Brückner sospettato della scomparsa di un'altra bimba. I legali: "Ora scarcerazione"

Londra. La polizia tedesca stringe il cerchio intorno a Christian Brückner, l'uomo sospettato di aver rapito la piccola Maddie McCann. Le prove circostanziali in mano agli investigatori nell'indagine congiunta guidata da Scotland Yard che vede impegnati anche agenti tedeschi e portoghesi portano tutte in direzione di questo pedofilo, già in carcere in Germania a Kiel per lo stupro di una signora americana di 72 anni.

Ieri i media tedeschi hanno rivelato che la polizia ha avviato ulteriori indagini per capire se Brückner sia responsabile anche della sparizione di un'altra bambina di 5 anni, Inga che non è mai stata ritrovata. La bimba scomparve nel 2015 nella cittadina di Stendal, mentre giocava nelle vicinanze di una casa di cura, in Sassonia.

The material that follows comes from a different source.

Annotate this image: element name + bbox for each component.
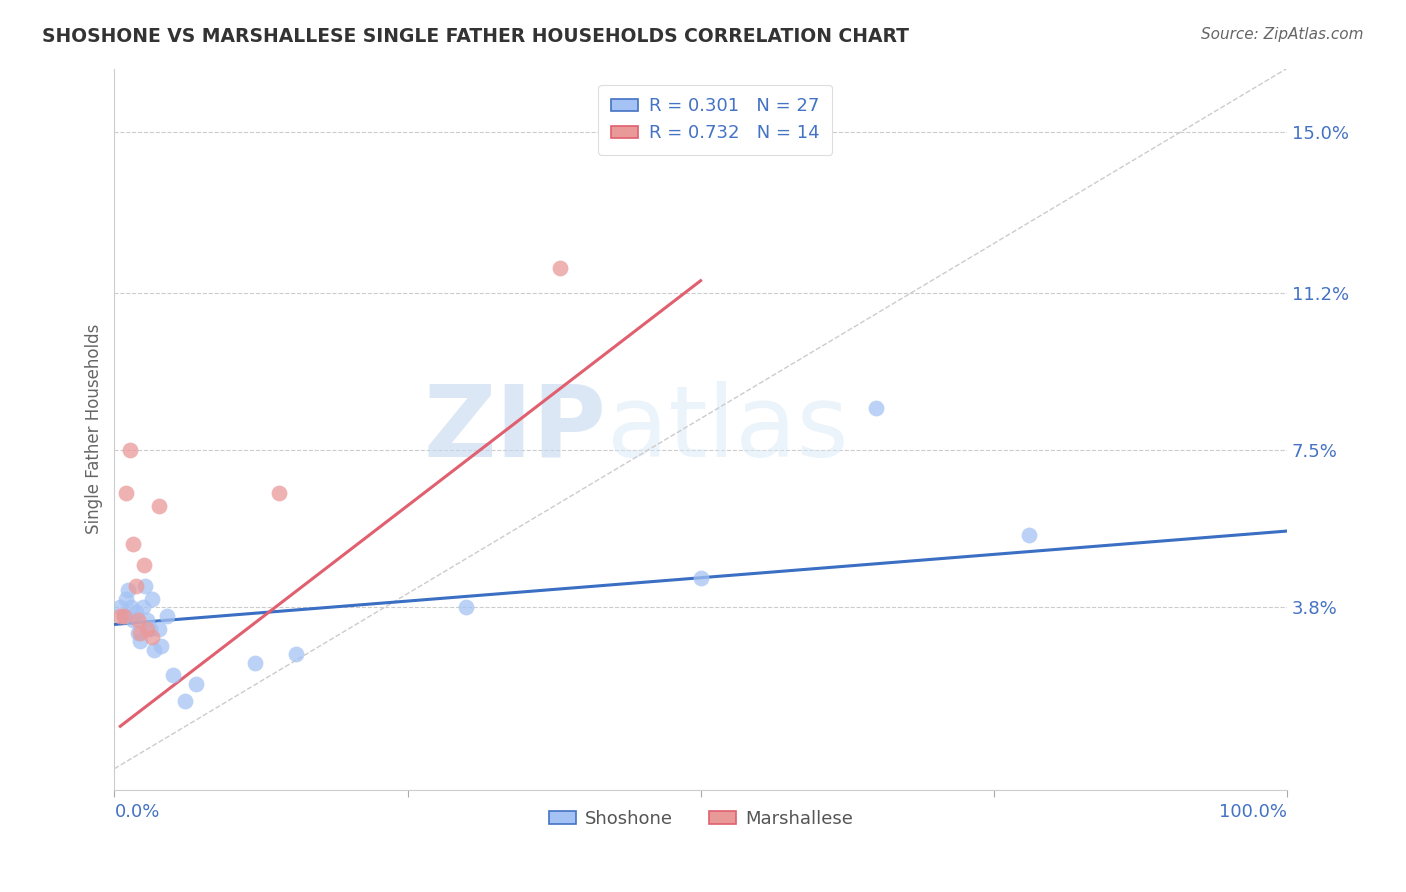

Nella stessa regione, secondo quanto riferisce la rivista Der Spiegel, Brückner aveva una proprietà che venne perquisita da cima a fondo nei primi mesi del 2016 in seguito a un ordine di arresto emesso dal giudice e collegato al caso di Inga. Secondo il giornale, gli investigatori allora trovarono immagini di pedopornografia e anche degli indumenti da bambina sebbene Brückner non avesse né una famiglia, né dei figli. Inspiegabilmente le indagini non proseguirono e il caso venne archiviato in sole quattro settimane. Il legale della madre di Inga ne ha chiesto la riapertura e un portavoce della Procura di Stato di Stendal ieri ha confermato al quotidiano The Guardian che sono state avviate indagini preliminari per capire se i casi di Maddie e Inga sono collegati.

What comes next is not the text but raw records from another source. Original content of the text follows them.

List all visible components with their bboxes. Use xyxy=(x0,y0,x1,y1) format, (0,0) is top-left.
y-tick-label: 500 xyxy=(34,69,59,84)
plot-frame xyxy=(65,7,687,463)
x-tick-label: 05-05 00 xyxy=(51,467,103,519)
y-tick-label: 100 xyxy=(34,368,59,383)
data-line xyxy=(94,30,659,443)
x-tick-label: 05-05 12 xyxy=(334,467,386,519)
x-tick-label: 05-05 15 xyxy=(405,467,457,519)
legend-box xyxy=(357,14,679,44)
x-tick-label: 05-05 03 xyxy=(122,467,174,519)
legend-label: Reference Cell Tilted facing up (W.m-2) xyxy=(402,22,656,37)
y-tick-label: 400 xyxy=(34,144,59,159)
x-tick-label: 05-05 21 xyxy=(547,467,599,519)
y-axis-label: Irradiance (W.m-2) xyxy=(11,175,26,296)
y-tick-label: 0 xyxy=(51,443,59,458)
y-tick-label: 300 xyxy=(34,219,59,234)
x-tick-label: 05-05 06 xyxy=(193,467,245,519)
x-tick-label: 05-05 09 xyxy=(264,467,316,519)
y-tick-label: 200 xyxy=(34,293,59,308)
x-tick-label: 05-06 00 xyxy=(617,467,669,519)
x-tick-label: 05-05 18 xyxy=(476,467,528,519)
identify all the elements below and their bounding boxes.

Ma quella della polizia è anche una corsa contro il tempo. Le prove attualmente in possesso non bastano a formulare accuse schiaccianti contro Brückner che peraltro domani potrebbe anche essere già libero. Si è infatti saputo che il suo legale ha fatto ricorso contestando la legittimità del procedimento di estradizione dall'Italia in Germania avvenuto nel 2018. L'uomo era stato arrestato a Milano con l'accusa di spaccio di droga, perché su di lui pendeva un mandato di arresto internazionale. Ma era stato estradato in Germania perché lì era stato condannato per una violenza su una turista di 72 anni commessa a Praia da Luz nel 2005, due anni prima della scomparsa di Maddie. Il problema è che il regolamento della Corte di Giustizia europeo vieta di estradare una persona condannata in un Paese per un reato e di giudicarla poi per un crimine diverso. Se la corte tedesca dovesse pronunciarsi a favore di Brückner, la condanna per stupro verrebbe annullata e l'uomo, avendo già scontato i due terzi della pena per traffico di droga, domani potrebbe ritornare in libertà. Un epilogo inaccettabile vista la fedina penale di Brückner, macchiata da ripetuti crimini di pedofilia. Per questo Scotland Yard ha fatto un appello pubblico, promettendo anche una ricompensa di 20mila sterline, sperando in una testimonianza in grado di inchiodarlo e forse anche di raccontare cosa ne è stato delle due povere bimbe, ammesso che non ci siano altre vittime ignote.

Una testimone chiave potrebbe essere l'ex fidanzata di Brückner, una ragazza kosovara allora minorenne, che avrebbe vissuto con lui fino al 2007 in una fattoria a Praia de Luz, vicino al residence da dove stava la famiglia McCann, ma se ne sarebbe andata poco prima della sparizione di Maddie. Gli agenti stanno tentando di rintracciarla.